The biggest bone of contention was over the music and sound design. While Welles's reputation often rests on his visual style, he was also known for his mastery of sound thanks to his background in radio. His intention in this picture was to have the sound be a disruptive element, a device to unsettle the viewer (such as keying voices in at such a low level a viewer would have to strain to make out what was being said). Except for a few minor instances of this effect (the grating voices of Bannister and Grisby, the overdubbing of the final dialogue in the Hall of Mirrors), almost all were "corrected" by the Columbia sound department.

The rough musical soundtrack Welles had provided, inspired by South American and Mexican music, was thrown out and a typical Hollywood score was commissioned from composer Heinz Roemheld. Welles despised the music that was added and complained loudly to Cohn. Of the music accompanying Hayworth's dive into the water, Welles said it was more suitable "for some antic moment in a [Disney-produced] Silly Symphony, a pratfall by Pluto the Pup, or a wild jump into space by Donald Duck."
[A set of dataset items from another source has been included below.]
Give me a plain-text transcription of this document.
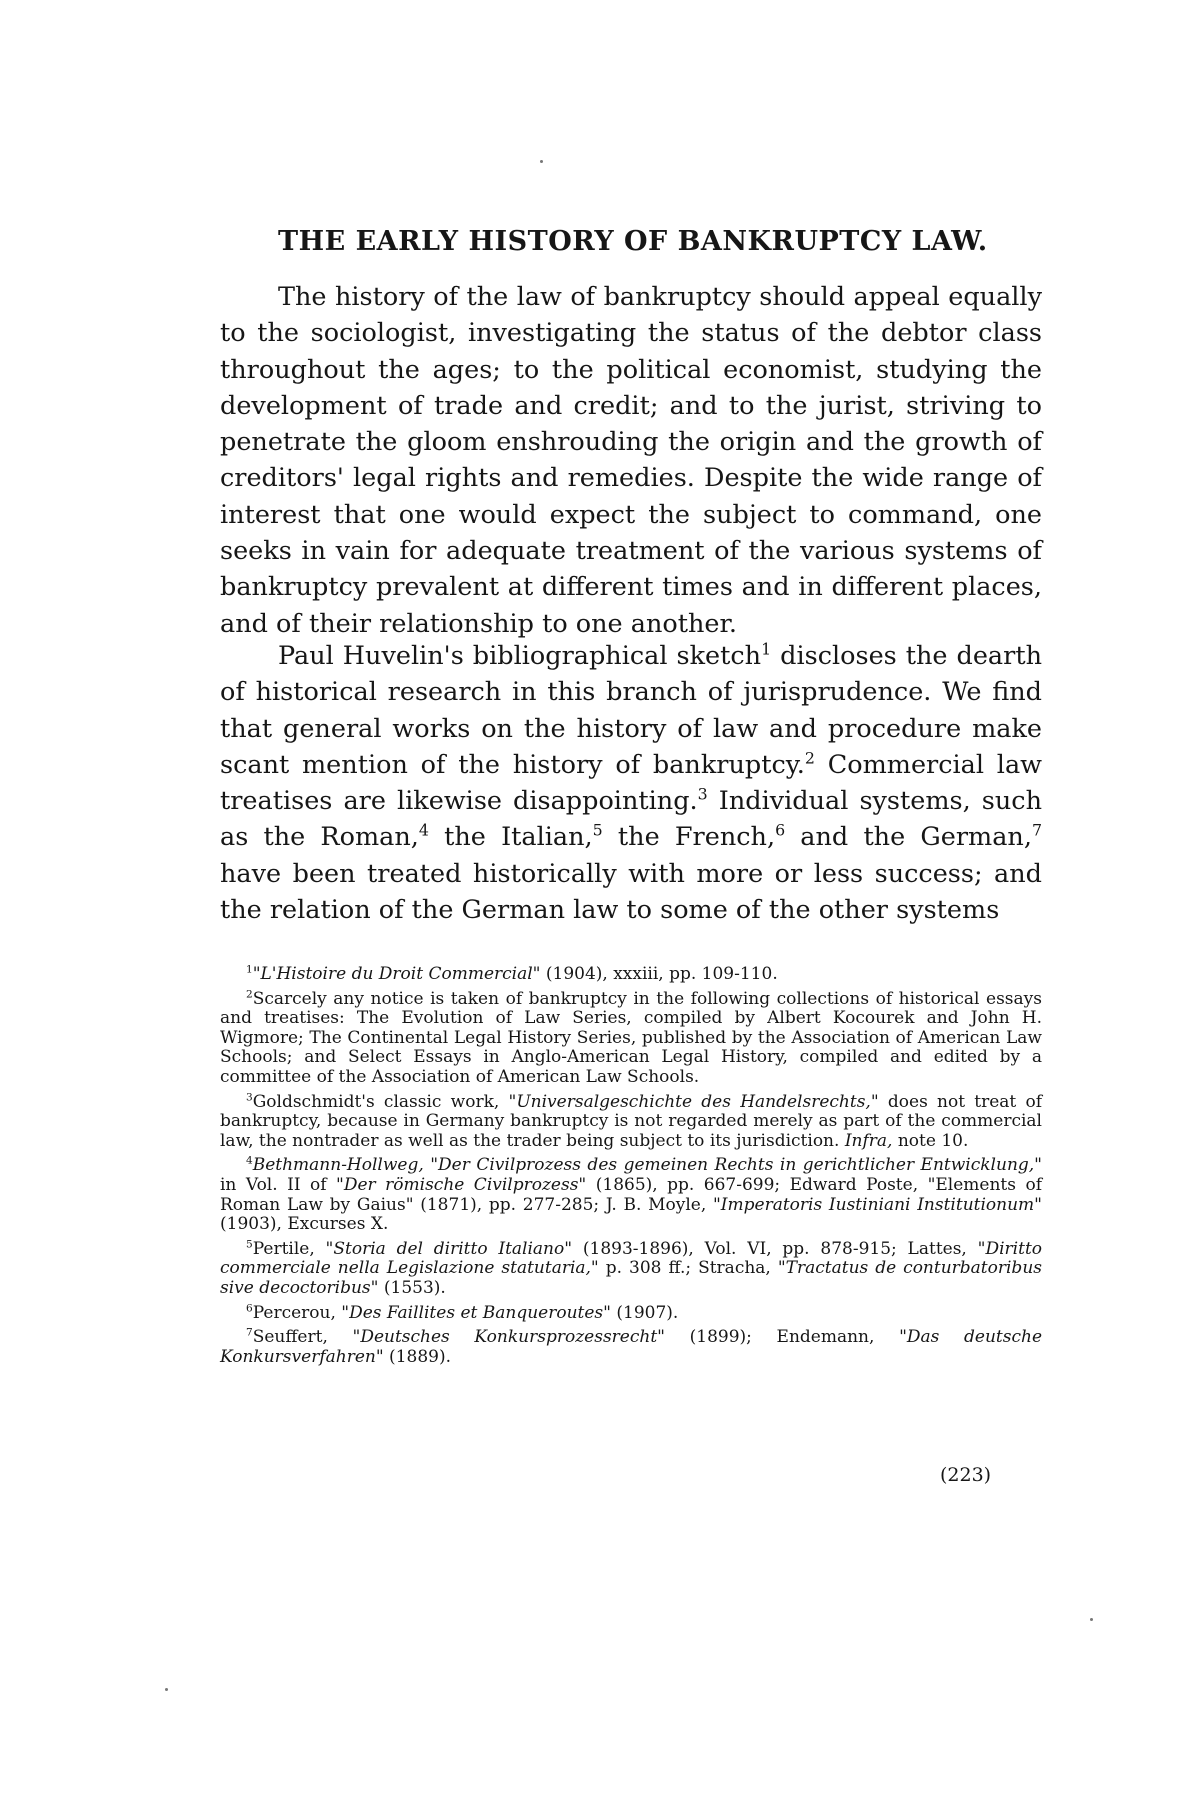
THE EARLY HISTORY OF BANKRUPTCY LAW.

The history of the law of bankruptcy should appeal equally to the sociologist, investigating the status of the debtor class throughout the ages; to the political economist, studying the development of trade and credit; and to the jurist, striving to penetrate the gloom enshrouding the origin and the growth of creditors' legal rights and remedies. Despite the wide range of interest that one would expect the subject to command, one seeks in vain for adequate treatment of the various systems of bankruptcy prevalent at different times and in different places, and of their relationship to one another.

Paul Huvelin's bibliographical sketch$^1$ discloses the dearth of historical research in this branch of jurisprudence. We find that general works on the history of law and procedure make scant mention of the history of bankruptcy.$^2$ Commercial law treatises are likewise disappointing.$^3$ Individual systems, such as the Roman,$^4$ the Italian,$^5$ the French,$^6$ and the German,$^7$ have been treated historically with more or less success; and the relation of the German law to some of the other systems

$^1$"L'Histoire du Droit Commercial" (1904), xxxiii, pp. 109-110.

$^2$Scarcely any notice is taken of bankruptcy in the following collections of historical essays and treatises: The Evolution of Law Series, compiled by Albert Kocourek and John H. Wigmore; The Continental Legal History Series, published by the Association of American Law Schools; and Select Essays in Anglo-American Legal History, compiled and edited by a committee of the Association of American Law Schools.

$^3$Goldschmidt's classic work, "Universalgeschichte des Handelsrechts," does not treat of bankruptcy, because in Germany bankruptcy is not regarded merely as part of the commercial law, the nontrader as well as the trader being subject to its jurisdiction. Infra, note 10.

$^4$Bethmann-Hollweg, "Der Civilprozess des gemeinen Rechts in gerichtlicher Entwicklung," in Vol. II of "Der römische Civilprozess" (1865), pp. 667-699; Edward Poste, "Elements of Roman Law by Gaius" (1871), pp. 277-285; J. B. Moyle, "Imperatoris Iustiniani Institutionum" (1903), Excurses X.

$^5$Pertile, "Storia del diritto Italiano" (1893-1896), Vol. VI, pp. 878-915; Lattes, "Diritto commerciale nella Legislazione statutaria," p. 308 ff.; Stracha, "Tractatus de conturbatoribus sive decoctoribus" (1553).

$^6$Percerou, "Des Faillites et Banqueroutes" (1907).

$^7$Seuffert, "Deutsches Konkursprozessrecht" (1899); Endemann, "Das deutsche Konkursverfahren" (1889).

(223)
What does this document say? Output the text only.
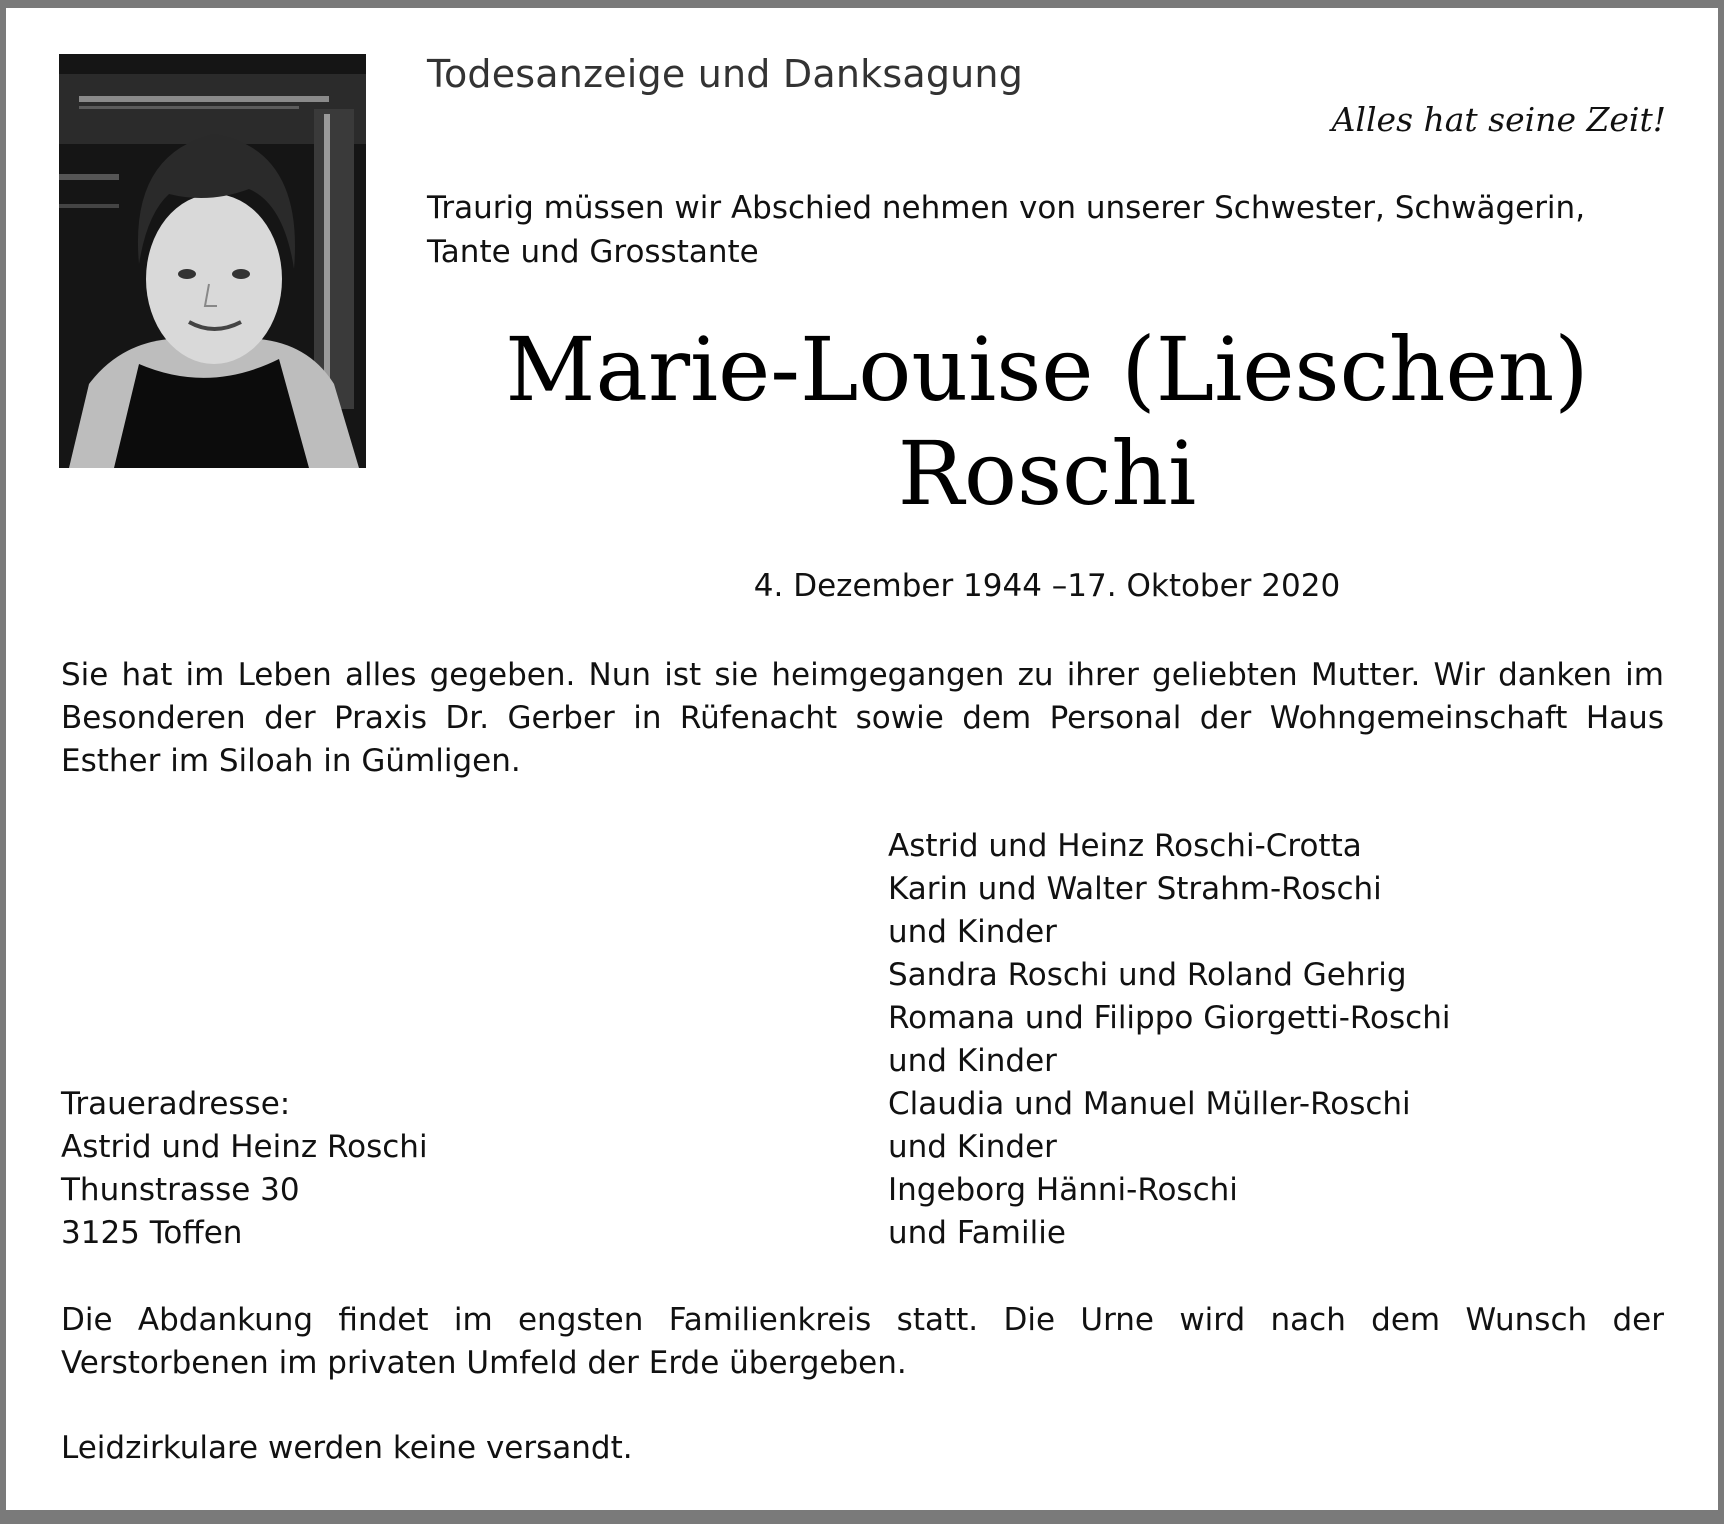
Todesanzeige und Danksagung
Alles hat seine Zeit!
Traurig müssen wir Abschied nehmen von unserer Schwester, Schwägerin, Tante und Grosstante
Marie-Louise (Lieschen)
Roschi
4. Dezember 1944 –17. Oktober 2020
Sie hat im Leben alles gegeben. Nun ist sie heimgegangen zu ihrer geliebten Mutter. Wir danken im Besonderen der Praxis Dr. Gerber in Rüfenacht sowie dem Personal der Wohngemeinschaft Haus Esther im Siloah in Gümligen.
Astrid und Heinz Roschi-Crotta
Karin und Walter Strahm-Roschi
und Kinder
Sandra Roschi und Roland Gehrig
Romana und Filippo Giorgetti-Roschi
und Kinder
Claudia und Manuel Müller-Roschi
und Kinder
Ingeborg Hänni-Roschi
und Familie
Traueradresse:
Astrid und Heinz Roschi
Thunstrasse 30
3125 Toffen
Die Abdankung findet im engsten Familienkreis statt. Die Urne wird nach dem Wunsch der Verstorbenen im privaten Umfeld der Erde übergeben.
Leidzirkulare werden keine versandt.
Welles's sound design for the Hall of Mirrors remained mostly intact, and he was pleased that Roemheld had not added any lush symphonic touch to Elsa's death. He was livid, however, over the echo of the film's romantic theme song, "Please Don't Kiss Me," which was added to the final moments. Cohn had purchased the song hoping to make additional income from the sale of records and sheet music. Welles felt this tacked-on musical finale was "obvious to the point of vulgarity, and does incalculable injury to the finish of the picture."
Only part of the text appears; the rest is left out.